E. Dounias et A. Froment montrent ensuite comment la sédentarisation des habitants nomades des forêts les expose à des maladies inconnues et à des influences alimentaires inhabituelles – mais aussi à des maux sociaux tels que l’insécurité économique, les préjudices sociaux et la négation de leurs droits coutumiers, qui peuvent avoir un effet tout aussi profond sur la santé. C’est pourquoi, outre l’amélioration des soins sanitaires, le soutien sociopolitique et l’accès à l’éducation revêtent une importance déterminante pour que ces groupes aient un avenir sain.

Les écosystèmes forestiers contribuent non seulement au régime alimentaire et à la subsistance des habitants des forêts mais ils fournissent aussi une part importante des aliments et médicaments consommés par les populations urbaines. T. Johns et P. Maundu examinent le lien entre la biodiversité forestière et les circuits alimentaires contemporains axés sur le marché – fournissant une justification pour intégrer la conservation de la diversité biologique forestière dans les objectifs de réduction de la pauvreté, de sécurité alimentaire et de diminution des maladies inscrits dans les politiques de développement.

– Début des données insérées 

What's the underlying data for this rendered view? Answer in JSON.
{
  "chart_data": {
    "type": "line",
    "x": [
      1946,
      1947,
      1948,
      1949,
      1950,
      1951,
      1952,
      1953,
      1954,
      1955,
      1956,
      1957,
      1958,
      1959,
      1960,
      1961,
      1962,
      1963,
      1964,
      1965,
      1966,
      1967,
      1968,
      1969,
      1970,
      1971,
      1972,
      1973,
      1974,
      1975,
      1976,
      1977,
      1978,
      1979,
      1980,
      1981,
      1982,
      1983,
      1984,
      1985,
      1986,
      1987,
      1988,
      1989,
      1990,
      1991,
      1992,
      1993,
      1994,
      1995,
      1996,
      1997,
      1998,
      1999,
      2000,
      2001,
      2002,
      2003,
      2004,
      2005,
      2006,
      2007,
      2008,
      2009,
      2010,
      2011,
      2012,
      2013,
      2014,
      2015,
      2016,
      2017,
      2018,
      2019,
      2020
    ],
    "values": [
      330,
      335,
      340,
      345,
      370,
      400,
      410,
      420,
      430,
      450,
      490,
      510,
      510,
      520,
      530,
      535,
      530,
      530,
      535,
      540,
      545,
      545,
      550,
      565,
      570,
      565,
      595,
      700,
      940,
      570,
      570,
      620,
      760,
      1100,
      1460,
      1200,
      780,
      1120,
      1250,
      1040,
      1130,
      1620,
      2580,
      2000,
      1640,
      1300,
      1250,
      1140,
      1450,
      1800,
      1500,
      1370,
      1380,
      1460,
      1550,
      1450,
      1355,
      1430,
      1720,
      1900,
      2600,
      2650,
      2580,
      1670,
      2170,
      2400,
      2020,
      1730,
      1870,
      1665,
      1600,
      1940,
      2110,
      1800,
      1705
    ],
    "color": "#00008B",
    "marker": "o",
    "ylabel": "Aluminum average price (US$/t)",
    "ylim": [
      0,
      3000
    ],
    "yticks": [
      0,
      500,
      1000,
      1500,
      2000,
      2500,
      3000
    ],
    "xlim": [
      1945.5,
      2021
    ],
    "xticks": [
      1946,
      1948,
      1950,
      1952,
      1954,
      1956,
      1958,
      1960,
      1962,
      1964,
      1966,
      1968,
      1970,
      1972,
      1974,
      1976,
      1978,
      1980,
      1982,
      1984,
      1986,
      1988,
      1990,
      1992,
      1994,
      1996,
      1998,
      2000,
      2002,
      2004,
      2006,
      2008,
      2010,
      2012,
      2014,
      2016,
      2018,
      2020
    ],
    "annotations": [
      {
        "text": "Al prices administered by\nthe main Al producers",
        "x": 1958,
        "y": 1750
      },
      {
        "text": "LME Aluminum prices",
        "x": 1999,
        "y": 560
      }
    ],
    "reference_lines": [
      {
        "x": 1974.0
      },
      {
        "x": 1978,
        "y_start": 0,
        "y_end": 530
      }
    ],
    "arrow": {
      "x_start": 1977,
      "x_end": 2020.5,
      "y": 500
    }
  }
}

Le bois de feu est essentiel aux moyens d’existence de millions de familles dans les pays en développement, mais lorsque sa combustion le transforme en fumée il peut causer des dommages aux voies respiratoires. K.R. Smith souligne les moyens adoptés pour résoudre le problème, tels les fourneaux améliorés. La fumée émanant des incendies forestiers menace souvent la santé de populations nombreuses – à tel point qu’en Asie du Sud-Est les pays ont adopté un Accord sur la pollution transfrontière par la brume.

Les forêts peuvent également contribuer à améliorer l’environnement humain en vue d’une meilleure santé – en absorbant par exemple la pollution atmosphérique (un des rôles reconnus des forêts urbaines), les métaux lourds, les radionucléides et d’autres polluants présents dans le sol, et en aidant à assurer la qualité de l’eau. J. Křeček et Z. Hořická témoignent du rôle que jouent les forêts des bassins versants en neutralisant l’effet des pluies acides dues à la pollution atmosphérique dans le «triangle noir» d’Europe centrale. Un bref article examine dans quelle mesure les mangroves et d’autres forêts côtières peuvent contribuer à la protection de vies humaines en érigeant une défense contre les tsunamis et d’autres dangers menaçant les côtes.

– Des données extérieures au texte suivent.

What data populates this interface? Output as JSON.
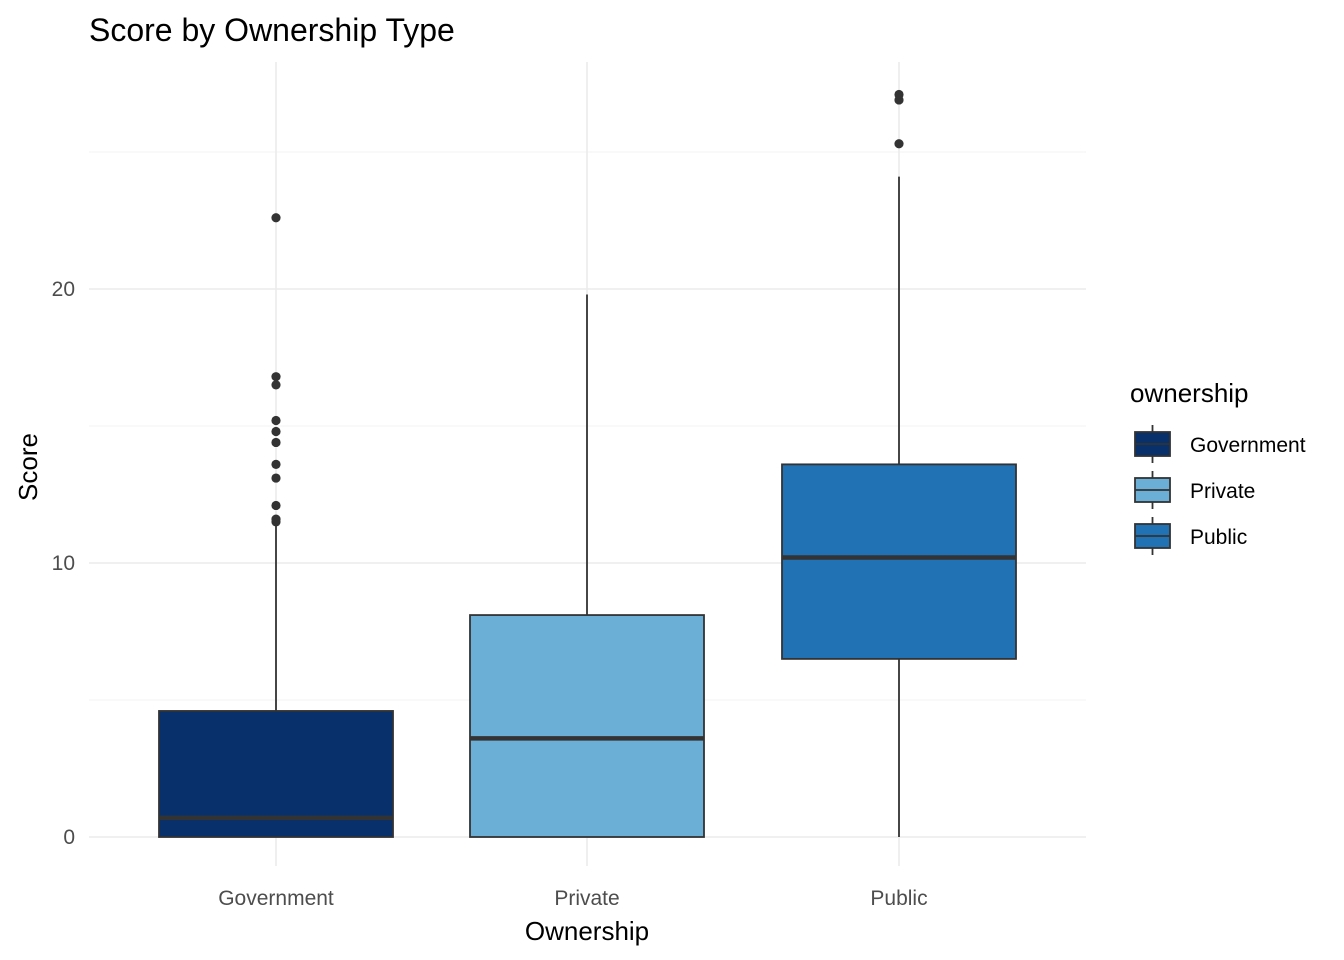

B. Moore, G. Allard et M. Malagnoux se penchent sur un problème épineux pour les travailleurs forestiers et autres personnes passant du temps dans la forêt: les allergènes et les irritants produits par les insectes, les plantes et les arbres forestiers, qui peuvent causer des maladies cutanées et des troubles respiratoires.

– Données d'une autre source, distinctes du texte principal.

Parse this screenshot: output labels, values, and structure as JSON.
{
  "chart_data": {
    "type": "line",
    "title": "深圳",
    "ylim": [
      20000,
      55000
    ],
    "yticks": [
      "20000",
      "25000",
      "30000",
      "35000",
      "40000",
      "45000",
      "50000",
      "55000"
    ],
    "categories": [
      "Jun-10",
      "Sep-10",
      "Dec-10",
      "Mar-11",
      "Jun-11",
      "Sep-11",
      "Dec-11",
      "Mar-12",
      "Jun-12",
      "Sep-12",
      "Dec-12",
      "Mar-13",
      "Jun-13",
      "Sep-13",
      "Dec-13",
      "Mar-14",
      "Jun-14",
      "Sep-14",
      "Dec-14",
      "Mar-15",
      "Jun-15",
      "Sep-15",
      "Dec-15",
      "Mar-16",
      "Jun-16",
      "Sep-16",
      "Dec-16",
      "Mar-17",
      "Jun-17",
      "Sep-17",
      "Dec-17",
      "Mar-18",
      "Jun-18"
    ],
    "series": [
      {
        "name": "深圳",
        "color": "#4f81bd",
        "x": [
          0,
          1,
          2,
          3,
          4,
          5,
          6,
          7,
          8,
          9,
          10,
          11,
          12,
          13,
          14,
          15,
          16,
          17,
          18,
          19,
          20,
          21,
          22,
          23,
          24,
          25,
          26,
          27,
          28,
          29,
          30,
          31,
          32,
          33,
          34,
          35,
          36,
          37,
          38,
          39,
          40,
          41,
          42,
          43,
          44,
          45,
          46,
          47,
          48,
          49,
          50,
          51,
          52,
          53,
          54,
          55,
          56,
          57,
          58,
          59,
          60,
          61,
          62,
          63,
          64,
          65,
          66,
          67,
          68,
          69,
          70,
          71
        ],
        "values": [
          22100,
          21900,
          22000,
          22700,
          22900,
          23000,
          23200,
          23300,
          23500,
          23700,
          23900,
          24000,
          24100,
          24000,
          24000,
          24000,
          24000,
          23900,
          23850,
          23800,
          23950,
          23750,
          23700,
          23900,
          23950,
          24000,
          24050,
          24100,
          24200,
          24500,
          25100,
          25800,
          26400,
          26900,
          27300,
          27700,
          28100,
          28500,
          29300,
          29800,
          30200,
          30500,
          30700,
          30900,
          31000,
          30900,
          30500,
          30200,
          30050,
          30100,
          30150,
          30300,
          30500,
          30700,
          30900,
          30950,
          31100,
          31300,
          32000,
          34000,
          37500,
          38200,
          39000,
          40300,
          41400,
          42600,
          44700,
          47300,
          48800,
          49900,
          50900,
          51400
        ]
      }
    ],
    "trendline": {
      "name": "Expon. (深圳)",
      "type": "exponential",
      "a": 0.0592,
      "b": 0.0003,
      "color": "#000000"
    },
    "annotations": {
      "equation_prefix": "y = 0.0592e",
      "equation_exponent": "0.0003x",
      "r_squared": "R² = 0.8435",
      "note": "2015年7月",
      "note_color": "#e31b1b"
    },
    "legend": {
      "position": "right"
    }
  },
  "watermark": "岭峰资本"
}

Enfin, L. O’Brien remarque que de nombreux pays européens concentrent à l’heure actuelle leur attention sur la façon dont les arbres et les forêts peuvent améliorer la santé et le bien-être mentaux et physiques des populations – comme l’illustrent diverses initiatives entreprises au Royaume-Uni.

Ces articles mettent non seulement l’accent sur les problèmes de santé relatifs aux forêts, mais ils soulignent le rôle que le secteur forestier et les services forestiers nationaux peuvent jouer et jouent souvent déjà en assurant le bien-être humain par une gestion responsable des forêts.